A. Security Measures
As a personal information controller, CDA Co-opBiz imposes reasonable and appropriate physical, technical, and organizational security measures which must be implemented to maintain the availability, integrity, and confidentiality of personal data and protect them against natural dangers such as accidental loss or destruction, and human dangers such as unlawful access, fraudulent misuse, unlawful destruction, alteration, and contamination. We put safeguards such as the following:
- We keep and protect data using a secured server behind a firewall, deploying encryption on computing devices and physical security controls
- We restrict access to your personal data only to qualified and authorized personnel who hold your personal data with strict confidentiality
- We train our employees to properly handle your data and
- We require our third parties to protect personal data aligned with our own security standards.
B. Sanctions and Penalties for Non-Compliance
Violation of this Policy, the Act, and its IRR, will be dealt with in accordance with an established disciplinary action and appropriate responses for potential legal actions, including civil and criminal actions.

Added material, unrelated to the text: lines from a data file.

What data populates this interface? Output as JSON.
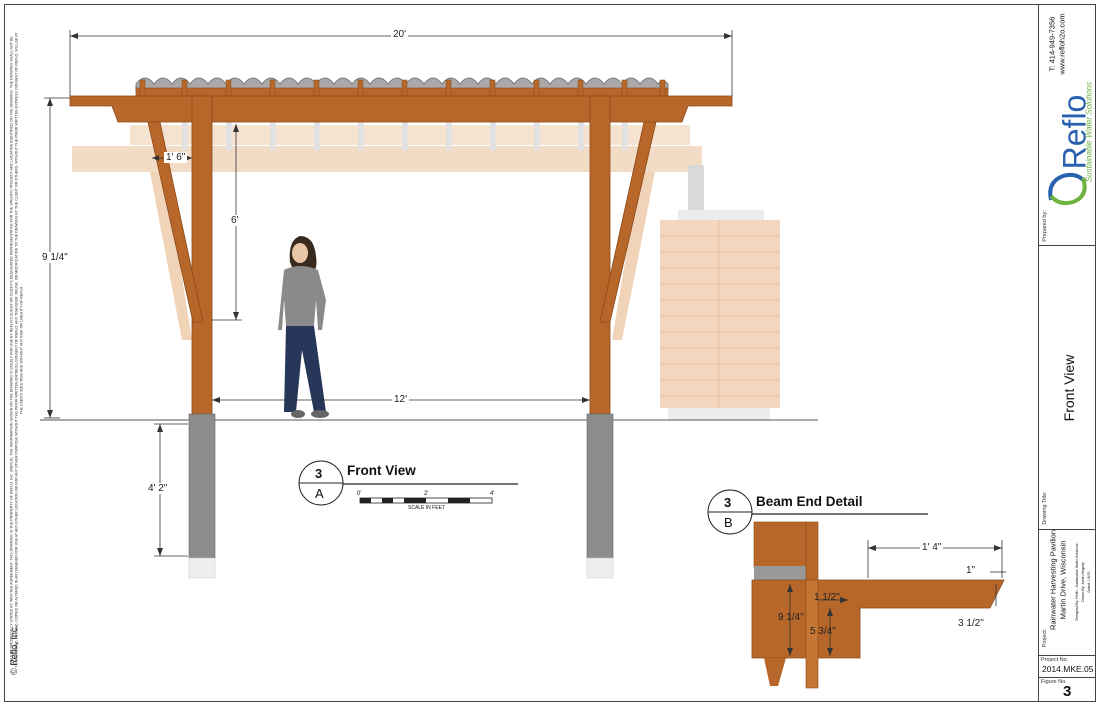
{
  "legal_notice": "UNLESS SPECIFICALLY STATED BY WRITTEN AGREEMENT, THIS DRAWING IS THE PROPERTY OF REFLO, INC. (REFLO). THE INFORMATION SHOWN ON THE DRAWING IS SOLELY FOR USE BY REFLO'S CLIENT OR CLIENT'S DESIGNATED REPRESENTATIVE FOR THE SPECIFIC PROJECT AND LOCATION IDENTIFIED ON THE DRAWING. THE DRAWING SHALL NOT BE TRANSFERRED, REUSED, COPIED OR ALTERED IN ANY MANNER FOR USE AT ANY OTHER LOCATION OR FOR ANY OTHER PURPOSE WITHOUT THE PRIOR WRITTEN EXPRESS CONSENT OF REFLO. ANY TRANSFER, REUSE, OR MODIFICATION TO THE DRAWING BY THE CLIENT OR OTHERS, WITHOUT THE PRIOR WRITTEN EXPRESS CONSENT OF REFLO, WILL BE AT THE USER'S SOLE RISK AND WITHOUT ANY RISK OR LIABILITY OF REFLO.",
  "copyright": "© Reflo, Inc.",
  "title_block": {
    "phone": "T: 414-949-7356",
    "website": "www.refloh2o.com",
    "logo_text": "Reflo",
    "logo_tagline": "Sustainable Water Solutions",
    "prepared_by_label": "Prepared by:",
    "drawing_title_label": "Drawing Title:",
    "drawing_title": "Front View",
    "project_label": "Project:",
    "project_name": "Rainwater Harvesting Pavilion",
    "project_location": "Martin Drive, Wisconsin",
    "designed_by": "Designed By: Reflo - Sustainable Water Solutions",
    "drawn_by": "Drawn By: Justin Hegarty",
    "dated": "Dated: 1/6/15",
    "project_no_label": "Project No.",
    "project_no": "2014.MKE.05",
    "figure_no_label": "Figure No.",
    "figure_no": "3"
  },
  "front_view": {
    "dims": {
      "width_total": "20'",
      "height_total": "9 1/4\"",
      "brace_offset": "1' 6\"",
      "brace_height": "6'",
      "post_spacing": "12'",
      "footing_depth": "4' 2\""
    },
    "callout_number": "3",
    "callout_sheet": "A",
    "title": "Front View",
    "scale_ticks": [
      "0'",
      "2'",
      "4'"
    ],
    "scale_label": "SCALE IN FEET"
  },
  "beam_detail": {
    "callout_number": "3",
    "callout_sheet": "B",
    "title": "Beam End Detail",
    "dims": {
      "overhang": "1' 4\"",
      "end_thickness": "1\"",
      "notch": "1 1/2\"",
      "beam_depth": "9 1/4\"",
      "inner_depth": "5 3/4\"",
      "end_depth": "3 1/2\""
    }
  },
  "colors": {
    "wood": "#b8672a",
    "wood_dark": "#8a4a1a",
    "concrete": "#8c8c8c",
    "roof": "#a9a9a9",
    "ghost_wood": "#f1d3b8",
    "accent_green": "#6db33f",
    "accent_blue": "#2a62b0"
  }
}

III. PRIVACY CONCERNS AND INQUIRIES
If you have other concerns about our data protection/privacy practices, or wish to exercise any rights you may have under applicable law, please feel free to contact our Data Protection Officer through the Cooperative Project Development and Assistance Division (CPDAD) or in the following manner:
ATTY. MONA LIZA ARRIBA-JUAREZ
Data Protection Officer & Deputy Administrator II
General Administration and Support Service
Cooperative Development Authority Head Office
827 Aurora Boulevard, Brgy. Immaculate Conception,
Cubao, Quezon City 1111
THRU: THE CHIEF, CPDAD
VI .CHANGES TO OUR DATA PRIVACY NOTICE
You also authorize CDA Co-opBiz to disclose your data to accredited or affiliated third parties or independent/non-affiliated third parties, whether local or foreign, in the following circumstances:
- As necessary for the proper execution of processes related to the declared purpose; ● The use or disclosure is reasonably necessary, required or authorized by or under law; and ● Provided security systems are employed to protect my data.
Consenting to this Privacy Notice, however, does not waive any of your rights under the Data Privacy Act of 2012.